In these and other ways, it is the act of essay writing itself that builds the writer’s mental fitness. We could add that writing an essay broadens one’s perspective by forcing the writer to cite and engage with a range of views.2 Essay writing develops one’s vocabulary, demanding careful attention to the range of words available and their various shades of meaning. Essay writing helps cultivate a sense of proportion, balance, and coherence. The list could go on, but the point remains the same: though it is not the only worthwhile form of assessment, the academic essay helps to cultivate habits of mind that are essential for the sort of effective communication that lies at the heart of effective ministry. And, for that reason, it seems like academic essays at Oak Hill College are here to stay, and that we all will be the better for it.

1. Edmund S. Morgan, ‘Cultivating Surprise’ Huntington Frontiers (Spring/Summer 2005), 7.
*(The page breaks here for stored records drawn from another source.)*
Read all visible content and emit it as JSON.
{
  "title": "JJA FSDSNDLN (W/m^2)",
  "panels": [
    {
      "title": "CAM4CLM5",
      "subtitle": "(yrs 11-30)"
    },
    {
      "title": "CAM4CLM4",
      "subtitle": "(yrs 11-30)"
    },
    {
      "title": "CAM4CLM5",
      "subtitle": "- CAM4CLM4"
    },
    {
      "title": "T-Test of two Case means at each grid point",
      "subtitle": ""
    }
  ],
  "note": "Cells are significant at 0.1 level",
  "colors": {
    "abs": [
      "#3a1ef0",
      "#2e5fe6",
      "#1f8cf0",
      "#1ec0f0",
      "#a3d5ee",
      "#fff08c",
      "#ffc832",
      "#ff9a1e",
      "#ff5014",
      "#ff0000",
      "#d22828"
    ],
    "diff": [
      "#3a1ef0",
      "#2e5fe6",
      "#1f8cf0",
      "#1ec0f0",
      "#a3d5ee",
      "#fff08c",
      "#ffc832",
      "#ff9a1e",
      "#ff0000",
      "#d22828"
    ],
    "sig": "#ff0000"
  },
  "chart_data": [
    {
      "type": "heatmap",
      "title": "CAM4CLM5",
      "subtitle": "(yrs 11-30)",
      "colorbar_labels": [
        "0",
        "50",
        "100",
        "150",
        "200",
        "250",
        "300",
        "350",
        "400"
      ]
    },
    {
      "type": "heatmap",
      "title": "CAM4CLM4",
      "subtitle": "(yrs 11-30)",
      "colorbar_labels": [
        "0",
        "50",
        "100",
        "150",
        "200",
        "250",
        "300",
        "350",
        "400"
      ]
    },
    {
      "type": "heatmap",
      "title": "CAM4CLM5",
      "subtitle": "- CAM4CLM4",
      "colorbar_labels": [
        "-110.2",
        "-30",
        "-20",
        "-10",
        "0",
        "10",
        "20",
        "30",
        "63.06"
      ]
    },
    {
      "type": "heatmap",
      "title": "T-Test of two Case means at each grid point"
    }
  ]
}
2. The footnote deserves far more praise than it typically receives. Its thoughtful deployment fosters a sense of care, precision, and attention to detail that will serve its users well across a range of contexts. Moreover, one might even be so bold as to argue that footnotes help us develop Christian virtues, as the one who deploys them demonstrates humility in acknowledging the work of others, charity in accurately documenting their arguments, and courage in allowing readers to hold up the author’s representation of a position against the original. For more on this exciting yet oft-neglected topic, see, Anthony Grafton, The Footnote: A Curious History (Cambridge, MA: Harvard University Press, 1999).